Dark matter, the elusive material that accounts for much of the Universe, is less dense and more smoothly distributed throughout space than previously thought, according to a new study co-led by astronomers at the University of Edinburgh. The international team of scientists studied wide-area images of the distant universe, taken from the European Southern Observatory in Chile. They applied a technique based on the bending of light by gravity - known as weak gravitational lensing - to map out the distribution of dark matter in the Universe today. Their study represents the largest area of the sky to be mapped using this technique to date.

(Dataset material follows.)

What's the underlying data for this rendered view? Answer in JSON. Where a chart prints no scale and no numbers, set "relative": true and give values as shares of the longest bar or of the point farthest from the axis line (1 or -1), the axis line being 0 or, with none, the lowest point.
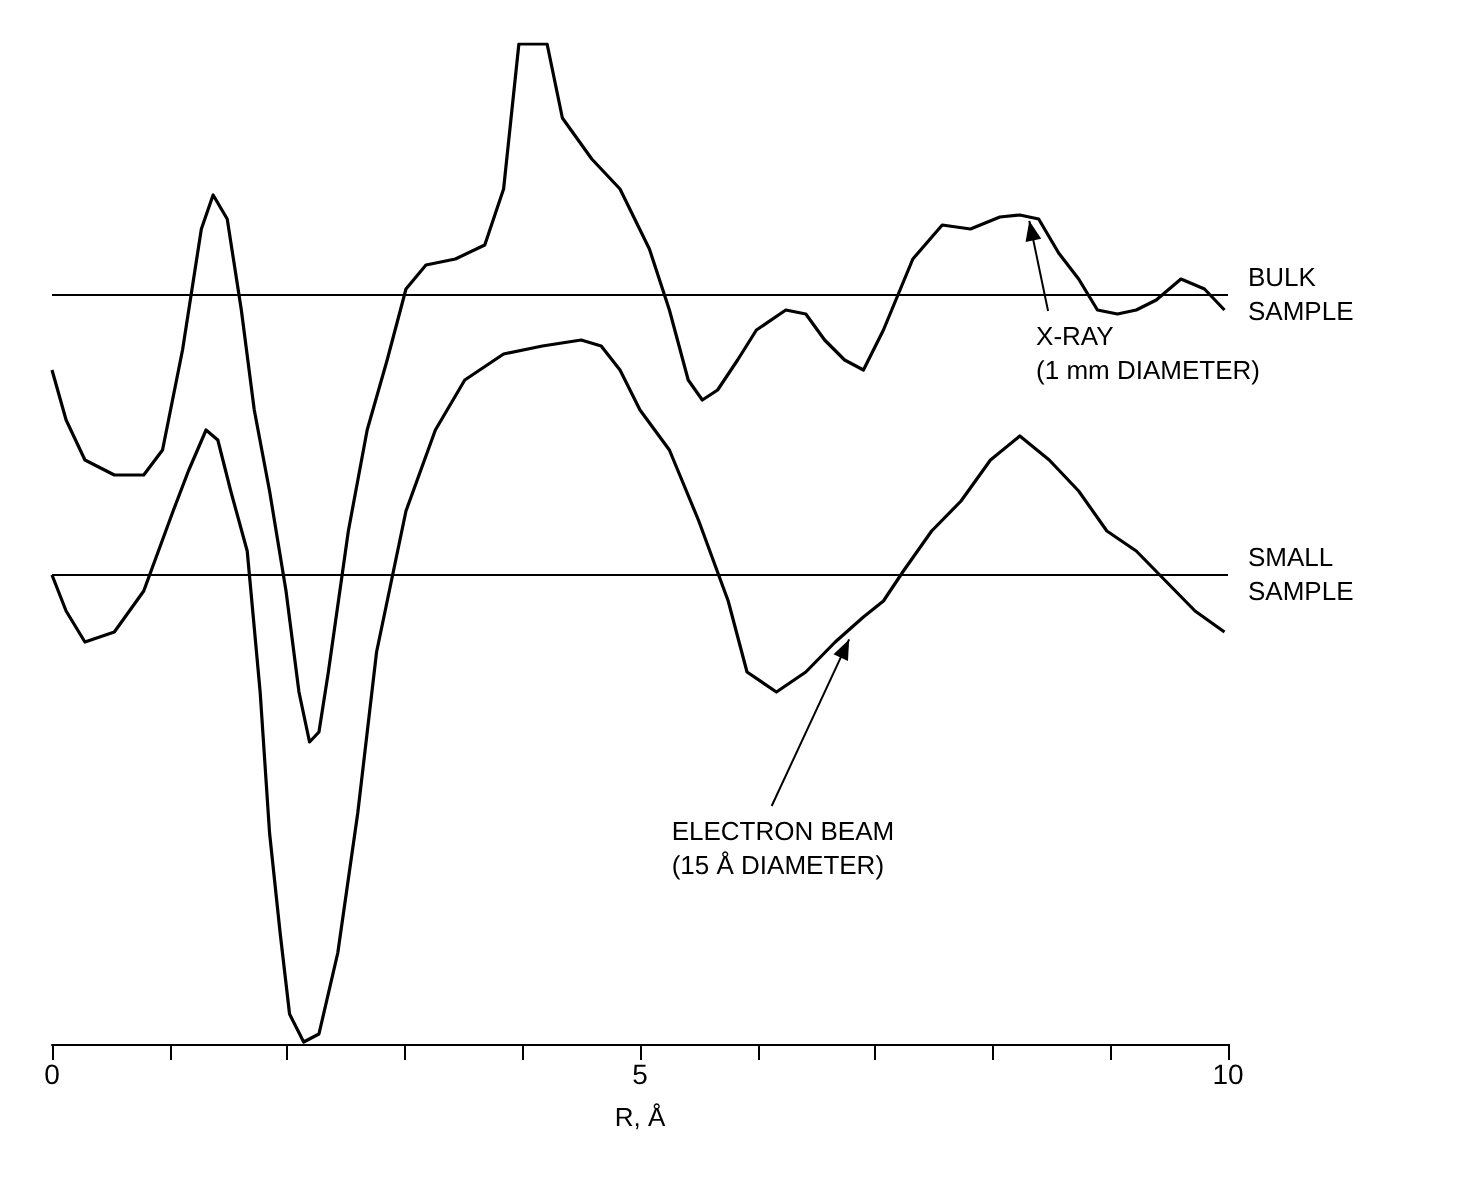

The new results contradict previous predictions from a survey of the far-off universe, representing a point in time soon after the Big Bang, imaged by the European Space Agency's Planck satellite. This previous study used a theoretical model to project how the Universe should appear today. The disagreement between this prediction and the latest direct measurements suggests that scientists' understanding of the evolving modern day Universe is incomplete and needs more research.
The latest study, published in Monthly Notices of the Royal Astronomical Society, was carried out by a team jointly led by the University of Edinburgh, the Argelander Institute for Astronomy in Germany, Leiden University in the Netherlands and Swinburne University of Technology, Australia in an ongoing project called the Kilo Degree Survey, or KiDS. It was supported by the European Research Council.
"Our findings will help to refine our theoretical model for how the Universe has grown since its inception, improving our understanding of the modern day Universe.” says Dr Hendrik Hildebrandt of the Argelander Institute for Astronomy in Germany.
"This latest result indicates that the cosmic web dark matter, which accounts for about one-quarter of the Universe, is less clumpy than we previously believed.” said Dr Massimo Viola of Leiden University in the Netherlands.
"Unravelling what has happened since the Big Bang is a complex challenge, but by continuing to study the distant skies, we can build a picture of how our modern Universe has evolved.” said Professor Catherine Heymans of the University of Edinburgh's School of Physics and Astronomy.